Fundamentals Of Machine Learning For Predictive Data Analytics Second Edition
DOWNLOAD
Author : John D. Kelleher
language : en
Publisher: MIT Press
Release Date : 2020-10-20
Fundamentals Of Machine Learning For Predictive Data Analytics Second Edition written by John D. Kelleher and has been published by MIT Press this book supported file pdf, txt, epub, kindle and other format this book has been release on 2020-10-20 with Computers categories.

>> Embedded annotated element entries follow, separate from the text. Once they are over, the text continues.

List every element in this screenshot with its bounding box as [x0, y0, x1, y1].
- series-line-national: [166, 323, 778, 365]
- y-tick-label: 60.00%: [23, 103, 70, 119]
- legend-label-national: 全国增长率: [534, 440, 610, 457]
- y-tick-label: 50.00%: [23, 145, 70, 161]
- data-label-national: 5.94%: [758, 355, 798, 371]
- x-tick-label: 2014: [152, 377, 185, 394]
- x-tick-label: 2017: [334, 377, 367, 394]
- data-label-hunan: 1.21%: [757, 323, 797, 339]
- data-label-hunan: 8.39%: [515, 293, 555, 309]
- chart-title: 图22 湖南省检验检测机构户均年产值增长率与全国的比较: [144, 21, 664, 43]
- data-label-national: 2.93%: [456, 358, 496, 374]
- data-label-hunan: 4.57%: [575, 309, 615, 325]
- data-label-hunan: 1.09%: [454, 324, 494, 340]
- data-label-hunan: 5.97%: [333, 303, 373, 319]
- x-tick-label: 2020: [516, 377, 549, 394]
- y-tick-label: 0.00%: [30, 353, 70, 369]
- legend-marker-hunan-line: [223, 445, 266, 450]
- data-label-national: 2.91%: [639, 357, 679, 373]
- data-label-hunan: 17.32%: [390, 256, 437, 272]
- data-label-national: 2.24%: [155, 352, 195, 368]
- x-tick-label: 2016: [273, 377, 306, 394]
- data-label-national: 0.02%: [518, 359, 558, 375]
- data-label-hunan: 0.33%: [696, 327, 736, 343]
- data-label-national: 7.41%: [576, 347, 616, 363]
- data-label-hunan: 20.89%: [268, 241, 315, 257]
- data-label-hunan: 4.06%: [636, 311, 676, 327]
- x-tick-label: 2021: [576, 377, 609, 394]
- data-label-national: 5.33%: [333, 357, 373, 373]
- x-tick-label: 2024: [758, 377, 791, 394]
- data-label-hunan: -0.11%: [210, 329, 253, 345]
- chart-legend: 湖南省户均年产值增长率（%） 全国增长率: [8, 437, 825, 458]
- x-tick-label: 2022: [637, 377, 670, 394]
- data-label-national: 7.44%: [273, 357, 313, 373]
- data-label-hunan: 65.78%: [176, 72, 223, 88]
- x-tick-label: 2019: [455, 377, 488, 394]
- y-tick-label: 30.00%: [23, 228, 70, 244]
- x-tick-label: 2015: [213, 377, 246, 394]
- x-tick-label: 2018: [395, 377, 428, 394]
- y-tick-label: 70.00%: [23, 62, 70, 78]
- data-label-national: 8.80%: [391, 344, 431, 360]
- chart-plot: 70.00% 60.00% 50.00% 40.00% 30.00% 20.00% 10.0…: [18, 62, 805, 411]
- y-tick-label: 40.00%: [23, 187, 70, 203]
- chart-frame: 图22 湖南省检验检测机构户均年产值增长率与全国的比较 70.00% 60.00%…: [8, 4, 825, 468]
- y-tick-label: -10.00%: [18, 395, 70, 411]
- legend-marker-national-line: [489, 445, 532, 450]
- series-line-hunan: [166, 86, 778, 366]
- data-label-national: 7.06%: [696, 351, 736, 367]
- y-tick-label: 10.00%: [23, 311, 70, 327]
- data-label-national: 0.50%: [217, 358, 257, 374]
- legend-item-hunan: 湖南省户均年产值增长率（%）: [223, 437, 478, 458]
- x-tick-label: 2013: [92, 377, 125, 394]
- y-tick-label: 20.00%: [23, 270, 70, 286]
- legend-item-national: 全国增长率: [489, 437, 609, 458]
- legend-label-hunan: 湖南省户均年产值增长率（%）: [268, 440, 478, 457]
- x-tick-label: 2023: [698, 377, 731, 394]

The second edition of a comprehensive introduction to machine learning approaches used in predictive data analytics, covering both theory and practice. Machine learning is often used to build predictive models by extracting patterns from large datasets. These models are used in predictive data analytics applications including price prediction, risk assessment, predicting customer behavior, and document classification. This introductory textbook offers a detailed and focused treatment of the most important machine learning approaches used in predictive data analytics, covering both theoretical concepts and practical applications. Technical and mathematical material is augmented with explanatory worked examples, and case studies illustrate the application of these models in the broader business context. This second edition covers recent developments in machine learning, especially in a new chapter on deep learning, and two new chapters that go beyond predictive analytics to cover unsupervised learning and reinforcement learning.